Reflections on sunday : Third world or south, aren’t we one world?

What’s this “West”? The West, I’m told, means the rich North. The North, I may understand if it means that USA and Canada are north of South America and Europe is north of Africa. But then, the West is west of what? Australia, for instance, is it west? It is a shame that we obediently listen to small individuals, rights groups, humanitarians, media organizations, governments, the litter, just because they are from the West.

Sunday, November 14, 2010

What’s this "West”? The West, I’m told, means the rich North. The North, I may understand if it means that USA and Canada are north of South America and Europe is north of Africa. But then, the West is west of what?

Australia, for instance, is it west? It is a shame that we obediently listen to small individuals, rights groups, humanitarians, media organizations, governments, the litter, just because they are from the West. Yet they have not exactly sorted themselves out.

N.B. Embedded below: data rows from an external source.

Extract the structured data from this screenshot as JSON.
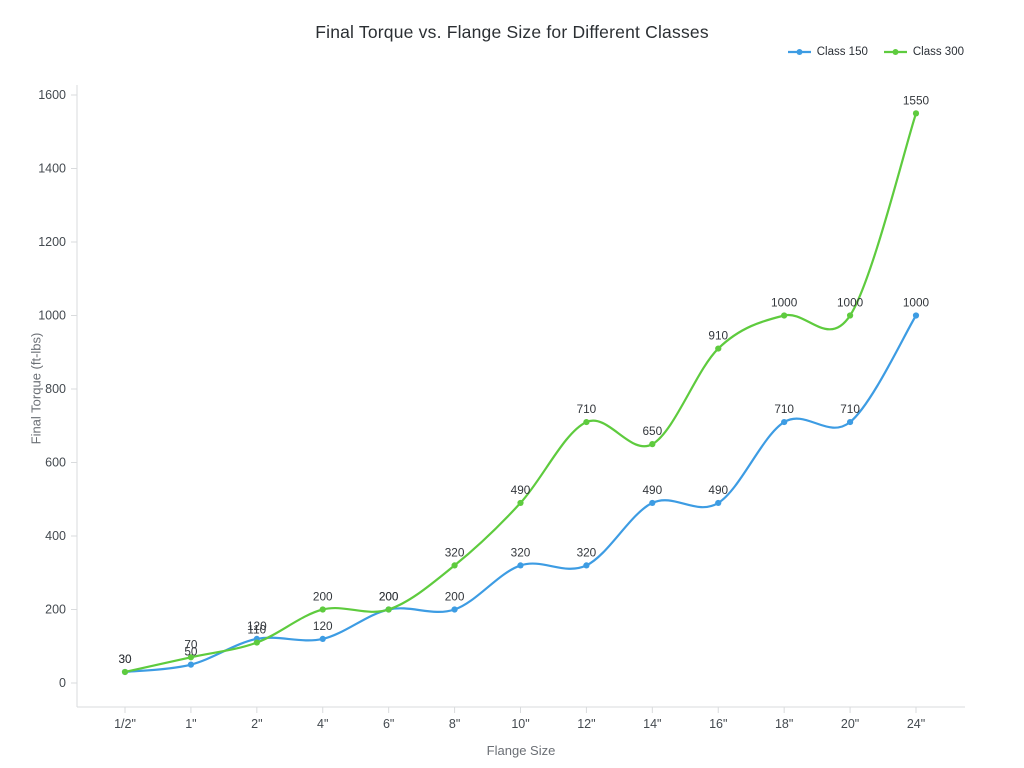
{
  "chart_data": {
    "type": "line",
    "title": "Final Torque vs. Flange Size for Different Classes",
    "xlabel": "Flange Size",
    "ylabel": "Final Torque (ft-lbs)",
    "categories": [
      "1/2\"",
      "1\"",
      "2\"",
      "4\"",
      "6\"",
      "8\"",
      "10\"",
      "12\"",
      "14\"",
      "16\"",
      "18\"",
      "20\"",
      "24\""
    ],
    "series": [
      {
        "name": "Class 150",
        "color": "#3d9ce3",
        "values": [
          30,
          50,
          120,
          120,
          200,
          200,
          320,
          320,
          490,
          490,
          710,
          710,
          1000
        ]
      },
      {
        "name": "Class 300",
        "color": "#5ecb3e",
        "values": [
          30,
          70,
          110,
          200,
          200,
          320,
          490,
          710,
          650,
          910,
          1000,
          1000,
          1550
        ]
      }
    ],
    "y_ticks": [
      0,
      200,
      400,
      600,
      800,
      1000,
      1200,
      1400,
      1600
    ],
    "ylim": [
      0,
      1600
    ],
    "grid": false,
    "legend_position": "top-right",
    "line_shape": "spline",
    "data_labels": true
  },
  "style": {
    "tick_label_color": "#444a50",
    "data_label_color": "#33373c",
    "axis_line_color": "#d9dbdd"
  }
}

Of course, there are many wonderful Western individuals and organizations, but we should be wary of shadowy ones. Time was when Western governments sought out tyrants, torturers, killers and sundry dictators and corrupt puppets for grooming and unleashing onto the hapless citizens of what they call the ‘Third World’.

The killers ranged from Suharto of Indonesia to Manuel Antonio Noriega of Panama. General Weiciech Jeruzelski of Poland to Ferdinand Marcos of the Philippines. General Sani Abacha of Nigeria to Augusto Pinochet of Chile.

Enver Hoxha of Albania to Charles Taylor of Liberia. Indeed, the past gives reason to shudder.

For instance, as emperor, Haile Sellasie may have been a better king to the animals of Ethiopia than to his people. In the early 1970s, when massive numbers of Ethiopians were dying of starvation, pictures of Sellasie, the Lion of Judah and God of the Rastafarians, freely circulated of him feeding beef to his lions and dogs.

At a time when he had turned Ethiopia into the poorest nation in Africa and driven it back into the dark ages, the Emperor was rewarded with a $2 million yacht by Washington.

By the time he was edged off his imperial throne and deposited in a prison-cell, Jean Bedel Bokassa and his wife had become the owners of everything in their country, from uniform making franchises to all the mining concerns and the lives of their people.

When he proclaimed himself secretly anointed apostle of God and Emperor of the Empire of Central Africa, the high and mighty of the West were at hand to prostrate and marvel at his imperial throne that had a giant head of an eagle made out of pure gold!

When the youthful Joseph Desire Mobutu stepped on the freshly murdered body of Patrice Lumumba to ascend to power in the then Congo-Kinshasa, with the help of the West, no one suspected that he would have sucked his country dry and dead by the time of his hasty flight in the 1990s.

At the height of his glory, Maréchal Mobutu Sese Seku Kuku wa Zabanga, etc. could command the West to remove any African leader that he did not fancy, and he was probably the only world leader who could pay his national debt from his own ‘à-bas-cos’ pocket!

In his eight-year leadership of buffoonery and mayhem, during which time he continued to receive US, British and Israeli assistance, Field Marshal Idi Amin Dada, VSO, CBE, King of Scotland, etc. made a body count of his friends, the clergy, soldiers and ordinary Ugandans of close to one million.

Our own homegrown monster exclusionist, the Rwandan General Habyarimana Juvénal, would have wiped out an entire group of almost three million people in his country if he had had his way.

The political and military elites of France had sat with him for long hours to carefully craft an operation that was sure to convince the United Nations and the world that the Batutsi of Rwanda were not human and were therefore deserving of extermination.

In all the cases above, the whole Western political machinery had risen to glorify the dictatorships and demonize any individual or group that tried to resist them. Woe unto you if as individuals you got together to try and fight these third world Draculas.

Which reminds me of the story of a friend in our army. Fresh from the ‘bush’ (Rwandan war of liberation), he was now attending a course in the USA with select military generals, all fat and weary, from different countries. One time, they were introducing themselves.

After the others had recounted the elite military academies they had attended and the military honours and medals they had gathered along the way, our singularly thin and sprightly officer took the floor to explain that he had never had any formal military training.

This was greeted with polite chuckles and bored cigar puffs. "In fact,” said the officer, "I was a bandit!” The silence that followed, you could have cut it with a knife, and you could feel the weight of the scare in the hall.

The officer went on to explain that in the end their compatriots welcomed them as heroes and their liberators, but still the officers were not assuaged. In fact, a Latin American general shouted: "Bandito!!” and threatened to throw a chair at our hapless officer!

Even to a third world officer, whoever fought injustice in any part of the world was a global fugitive and was hunted down!

Which goes to show you how the West can make you lose your self-worth.